– Así que una vez puesto el nombre de una especie animal o vegetal, actual o fósil, no se puede cambiar.
– Una vez esté impreso y publicado, jamás.
– ¿Y si el nombre se ha dedicado a un personaje de esos que la Historia permuta de «queridísimos» a «malditos»?
-¡Me parece que ya sé en quien está pensando! ¡Pues no! ¡Ni por esas! No sé si se habrá dado un caso, pero los nombres de las especies no son como los de las calles o las estatuas o bustos… Éstos se pueden borrar o derribar y quizás vuelvan algún día…. Pero aquellos son irreemplazables.

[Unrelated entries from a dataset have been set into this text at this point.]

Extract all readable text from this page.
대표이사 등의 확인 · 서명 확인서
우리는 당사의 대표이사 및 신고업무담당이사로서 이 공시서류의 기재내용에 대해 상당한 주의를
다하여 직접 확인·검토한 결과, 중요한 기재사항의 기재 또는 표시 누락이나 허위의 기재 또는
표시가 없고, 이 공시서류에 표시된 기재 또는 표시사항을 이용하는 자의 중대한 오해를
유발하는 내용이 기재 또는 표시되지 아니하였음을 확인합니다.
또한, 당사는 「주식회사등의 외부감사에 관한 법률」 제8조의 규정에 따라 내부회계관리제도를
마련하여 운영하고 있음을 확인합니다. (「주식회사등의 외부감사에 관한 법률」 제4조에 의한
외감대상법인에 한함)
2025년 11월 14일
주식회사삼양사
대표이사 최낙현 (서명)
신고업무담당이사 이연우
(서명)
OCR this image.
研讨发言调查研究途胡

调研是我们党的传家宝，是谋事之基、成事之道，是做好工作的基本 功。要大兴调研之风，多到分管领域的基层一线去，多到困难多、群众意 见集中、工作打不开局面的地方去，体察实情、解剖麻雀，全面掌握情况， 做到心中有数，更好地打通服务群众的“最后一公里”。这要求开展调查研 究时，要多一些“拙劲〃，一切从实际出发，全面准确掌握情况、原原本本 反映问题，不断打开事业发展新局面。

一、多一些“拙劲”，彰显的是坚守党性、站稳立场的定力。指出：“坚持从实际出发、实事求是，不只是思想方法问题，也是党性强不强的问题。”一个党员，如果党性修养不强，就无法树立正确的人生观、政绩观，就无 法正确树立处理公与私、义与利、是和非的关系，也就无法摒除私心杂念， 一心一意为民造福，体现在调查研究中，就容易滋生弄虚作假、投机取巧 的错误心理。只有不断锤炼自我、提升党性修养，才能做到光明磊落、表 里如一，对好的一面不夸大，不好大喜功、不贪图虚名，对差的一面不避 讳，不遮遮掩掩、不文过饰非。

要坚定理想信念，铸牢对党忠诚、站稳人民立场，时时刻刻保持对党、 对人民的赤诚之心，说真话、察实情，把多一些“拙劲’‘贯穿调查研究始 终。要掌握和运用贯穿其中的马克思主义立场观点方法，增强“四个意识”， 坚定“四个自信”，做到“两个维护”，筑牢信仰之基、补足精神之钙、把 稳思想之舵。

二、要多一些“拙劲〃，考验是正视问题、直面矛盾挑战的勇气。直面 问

– ¿Y no pueden darse casos insólitos?
– Muchos. Me estoy acordando de uno que ocurrió en nuestro país allá por los años 60. Un holandés, especialista en unos microfósiles hasta entonces poco estudiados, descubrió muchas especies nuevas. ¿Cómo poner nombre a tantas? Lo resolvió haciendo tres grupos: uno de ellos con gentilicios, como cantabrica, por ejemplo. Otro dedicado a su mujer y amigas, pero no con los apellidos, sino con los apelativos cariñosos y no teniendo en cuenta que había que declinar con el femenino y no el masculino: carmenchui, rositai, pepitai… Pero lo chocante fue el tercero, dedicado a palabras españolas que estaba aprendiendo, usando un latín macarrónico: spinositus, splendidus, matagallegus, abrepunius, chistosus, picantus, chalata…, o a interjecciones: caspitai, carambai, coñoi…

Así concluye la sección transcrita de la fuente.